What is the first step in solving a related rates problem?
-The first step is to draw two pictures: one generic picture that represents the situation at all moments of time, and one specific picture that represents the instant in time you are trying to solve for.
Why is it important to label variables in the generic picture?
-Labeling variables in the generic picture helps to keep track of the quantities that are changing and the relationships between them, making it easier to form an equation later on.
What does 'dv/dt' represent in the related rates problem with the cylinder?
-'dv/dt' represents the rate at which the volume of water is changing with respect to time. In this case, it is given as 2 m³ per minute.
Why is the radius 'R' of the cylinder considered constant in this problem?
-The radius 'R' is considered constant because the cylinder's radius does not change over time, simplifying the relationship between the variables in the equation.
How do you relate the variables in the related rates problem with the cylinder?
-You relate the variables by writing an equation for the volume of the cylinder, V = πR²H, where R is the constant radius and H is the changing height of the water.
What is the goal of the related rates problem with the cylinder?
-The goal is to find the rate at which the water level is rising, which is symbolized as 'dh/dt' at the moment when the height is 3 meters.
What does differentiating the volume equation with respect to time give you?

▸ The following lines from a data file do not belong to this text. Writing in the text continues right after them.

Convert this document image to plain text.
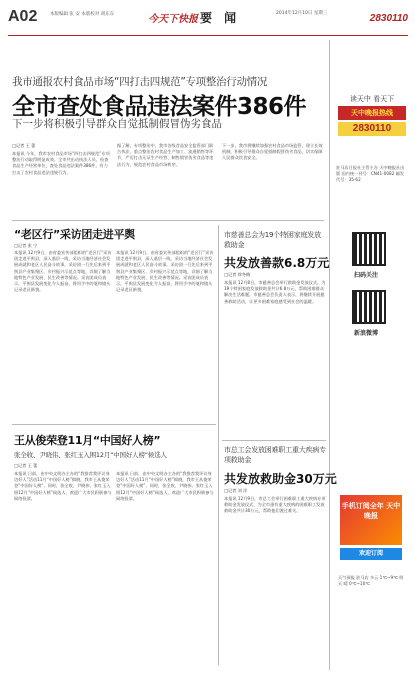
A02	本版编辑 张 安 本版校对 胡东东	今天下快报 要 闻	2014年12月10日 星期三	2830110
我市通报农村食品市场“四打击四规范”专项整治行动情况
全市查处食品违法案件386件
下一步将积极引导群众自觉抵制假冒伪劣食品
□记者 王 蕾
本报讯 今年，我市农村食品市场“四打击四规范”专项整治行动取得明显成效。全市共出动执法人员，检查食品生产经营单位，查处食品违法案件386件，有力打击了农村食品违法违规行为。
据了解，专项整治中，我市各级食品安全监管部门联合执法，重点整治农村食品生产加工、流通销售等环节，严厉打击无证生产经营、制售假冒伪劣食品等违法行为，规范农村食品市场秩序。
下一步，我市将继续加强农村食品市场监管，建立长效机制，积极引导群众自觉抵制假冒伪劣食品，切实保障人民群众饮食安全。
“老区行”采访团走进平舆
□记者 张 宁
本报讯 12月9日，由省委宣传部组织的“老区行”采访团走进平舆县，深入基层一线，采访当地经济社会发展成就和老区人民奋斗故事。采访团一行先后来到平舆县产业集聚区、乡村振兴示范点等地，详细了解当地特色产业发展、民生改善等情况。采访团成员表示，平舆县发展变化令人振奋，将用手中的笔和镜头记录老区新貌。
本报讯 12月9日，由省委宣传部组织的“老区行”采访团走进平舆县，深入基层一线，采访当地经济社会发展成就和老区人民奋斗故事。采访团一行先后来到平舆县产业集聚区、乡村振兴示范点等地，详细了解当地特色产业发展、民生改善等情况。采访团成员表示，平舆县发展变化令人振奋，将用手中的笔和镜头记录老区新貌。
市慈善总会为19个特困家庭发放救助金
共发放善款6.8万元
□记者 徐冬梅
本报讯 12月8日，市慈善总会举行救助金发放仪式，为19个特困家庭发放救助金共计6.8万元，帮助困难群众解决生活难题。市慈善总会负责人表示，将继续开展慈善救助活动，让更多困难家庭感受到社会的温暖。
王从俊荣登11月“中国好人榜”
张全收、尹晓伟、张红玉入围12月“中国好人榜”候选人
□记者 王 蕾
本报讯 日前，由中央文明办主办的“我推荐我评议身边好人”活动11月“中国好人榜”揭晓，我市王从俊荣登“中国好人榜”。同时，张全收、尹晓伟、张红玉入围12月“中国好人榜”候选人，欢迎广大市民积极参与网络投票。
本报讯 日前，由中央文明办主办的“我推荐我评议身边好人”活动11月“中国好人榜”揭晓，我市王从俊荣登“中国好人榜”。同时，张全收、尹晓伟、张红玉入围12月“中国好人榜”候选人，欢迎广大市民积极参与网络投票。
市总工会发放困难职工重大疾病专项救助金
共发放救助金30万元
□记者 刘 洋
本报讯 12月9日，市总工会举行困难职工重大疾病专项救助金发放仪式，为全市患有重大疾病的困难职工发放救助金共计30万元，帮助他们渡过难关。
读天中 看天下
天中晚报热线
2830110
驻马店日报社主管主办 天中晚报社出版 国内统一刊号：CN41-0082 邮发代号：35-62
扫码关注
新浪微博
手机订阅全年 天中晚报
欢迎订阅
天气预报 驻马店 多云 1℃~9℃ 明天 晴 0℃~10℃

-Differentiating the volume equation with respect to time gives you the rate of change of the volume (dv/dt) and the rate of change of the height (dh/dt), allowing you to solve for dh/dt.
Why is the height 'H' not used when solving for 'dh/dt' in this simple problem?
-In this simple problem, the height 'H' doesn't affect the calculation because the radius is constant and the focus is on the rate of volume change, so only 'dv/dt' is needed.
In the flashlight and runner related rates problem, what is the goal?
-The goal is to find the rate at which the person is turning the flashlight, which is represented as 'dθ/dt' at the instant when the distance between the observer and the runner is 100 ft.
How is the equation relating the variables in the flashlight problem derived?
-The equation is derived using trigonometry, where the tangent of angle θ equals x/80, with 'x' being the distance along the fence and 80 ft being the fixed distance from the observer to the fence.